Titre : Le temps et la mort brisent un nœud d'amitié.
Recueil : Les poésies et sonnets d'un voyageur (1844)
Oh ! donne pleinement ton cœur et ton amour,
Aime dans le bonheur, aime dans la souffrance.
Le temps fuit, le temps vole, et la mort chaque jour
Brise un nœud d'amitié, détruit une espérance.
Garde en toi le foyer des nobles sentiments ;
À toute âme qui reste attachée à ton âme,
Et dans son abandon croit à tes dévouements,
Garde les doux pensers, garde la foi, la flamme.
À qui t'ouvre son cœur ne ferme pas le tien.
Prends ta part de sa peine et de son allégresse.
Sois content, si tu peux lui faire quelque bien,
L'aider aux mauvais jours d'orage et de faiblesse.
Et surtout, réfléchis à ce que tu diras.
Hélas ! c'est sitôt fait de dire un mot qui blesse.
Offenser un ami ? Non. On n'y songeait pas,
Il s'éloigne pourtant plongé dans la tristesse.
Puis, quelque jour, en vain on invoque sa voix.
On va s'agenouiller sur sa tombe muette.
On voudrait le revoir, cet ami d'autrefois
Que l'on a méconnu, que trop tard on regrette.
L'œil humide de pleurs, et le front incliné,
« Pardonne, lui dit-on, pardonne mon offense. »

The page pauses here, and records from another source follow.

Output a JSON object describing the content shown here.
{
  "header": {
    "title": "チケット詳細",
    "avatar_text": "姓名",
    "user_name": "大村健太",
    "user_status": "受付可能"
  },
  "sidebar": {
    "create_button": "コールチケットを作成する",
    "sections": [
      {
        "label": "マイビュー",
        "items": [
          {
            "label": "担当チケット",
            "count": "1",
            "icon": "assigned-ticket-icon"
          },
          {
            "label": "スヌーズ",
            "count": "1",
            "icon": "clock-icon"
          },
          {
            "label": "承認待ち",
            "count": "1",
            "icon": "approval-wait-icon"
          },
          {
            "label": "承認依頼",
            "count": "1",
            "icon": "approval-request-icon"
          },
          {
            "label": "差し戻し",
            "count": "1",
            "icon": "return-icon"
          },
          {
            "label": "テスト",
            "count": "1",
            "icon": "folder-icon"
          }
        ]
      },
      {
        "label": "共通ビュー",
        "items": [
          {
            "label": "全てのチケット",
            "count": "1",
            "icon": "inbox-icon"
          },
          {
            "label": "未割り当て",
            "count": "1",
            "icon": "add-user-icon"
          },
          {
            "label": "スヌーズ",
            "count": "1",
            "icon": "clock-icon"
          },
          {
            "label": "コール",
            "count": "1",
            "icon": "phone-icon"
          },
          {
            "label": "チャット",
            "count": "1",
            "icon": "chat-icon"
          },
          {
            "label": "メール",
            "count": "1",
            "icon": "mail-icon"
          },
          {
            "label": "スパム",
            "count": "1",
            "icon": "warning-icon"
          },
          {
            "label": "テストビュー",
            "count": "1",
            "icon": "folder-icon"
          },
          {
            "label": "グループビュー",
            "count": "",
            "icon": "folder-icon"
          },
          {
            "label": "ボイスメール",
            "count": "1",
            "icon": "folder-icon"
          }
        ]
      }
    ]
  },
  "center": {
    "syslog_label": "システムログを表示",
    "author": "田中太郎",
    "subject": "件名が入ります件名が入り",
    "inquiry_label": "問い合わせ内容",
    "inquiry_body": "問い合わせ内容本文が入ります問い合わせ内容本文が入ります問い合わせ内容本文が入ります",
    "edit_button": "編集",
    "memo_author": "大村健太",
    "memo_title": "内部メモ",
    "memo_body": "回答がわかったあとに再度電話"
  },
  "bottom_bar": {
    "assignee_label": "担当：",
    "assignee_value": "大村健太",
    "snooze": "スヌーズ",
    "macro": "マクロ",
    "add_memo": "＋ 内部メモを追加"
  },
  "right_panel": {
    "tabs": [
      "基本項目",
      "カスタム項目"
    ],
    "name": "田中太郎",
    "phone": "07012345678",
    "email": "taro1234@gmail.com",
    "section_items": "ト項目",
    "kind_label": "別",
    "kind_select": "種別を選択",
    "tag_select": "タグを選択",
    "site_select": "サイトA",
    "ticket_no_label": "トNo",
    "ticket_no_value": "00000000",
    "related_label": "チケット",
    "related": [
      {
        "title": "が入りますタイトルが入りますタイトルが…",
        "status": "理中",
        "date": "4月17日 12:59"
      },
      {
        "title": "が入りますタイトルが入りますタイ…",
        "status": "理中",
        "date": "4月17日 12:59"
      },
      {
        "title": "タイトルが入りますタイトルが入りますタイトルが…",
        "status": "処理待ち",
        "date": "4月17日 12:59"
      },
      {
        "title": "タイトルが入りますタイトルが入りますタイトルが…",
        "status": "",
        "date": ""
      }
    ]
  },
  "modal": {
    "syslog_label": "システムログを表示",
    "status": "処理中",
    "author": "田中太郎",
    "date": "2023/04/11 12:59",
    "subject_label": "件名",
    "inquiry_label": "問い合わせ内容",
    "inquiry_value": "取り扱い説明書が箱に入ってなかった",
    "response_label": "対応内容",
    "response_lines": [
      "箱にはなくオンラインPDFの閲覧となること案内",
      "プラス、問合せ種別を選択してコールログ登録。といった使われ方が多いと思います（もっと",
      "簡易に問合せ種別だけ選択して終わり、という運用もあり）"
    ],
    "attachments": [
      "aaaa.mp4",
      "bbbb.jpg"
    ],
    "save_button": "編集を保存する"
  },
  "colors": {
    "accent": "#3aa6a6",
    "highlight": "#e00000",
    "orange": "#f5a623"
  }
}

Il a depuis longtemps sans doute pardonné.
Il a souffert aussi, bien longtemps en silence.
Et nous n'aurons pas pu tempérer son chagrin,
Nous ne saurons jamais ce qu'il voulait nous dire ;
Nous ne serrerons plus sa main dans notre main,
Nous ne reverrons plus son amical sourire.
Oh ! donne pleinement ton cœur et ton amour,
Aime dans le bonheur, aime dans la souffrance :
Le temps fuit, le temps vole, et la mort, chaque jour
Brise un nœud d'amitié, détruit une espérance.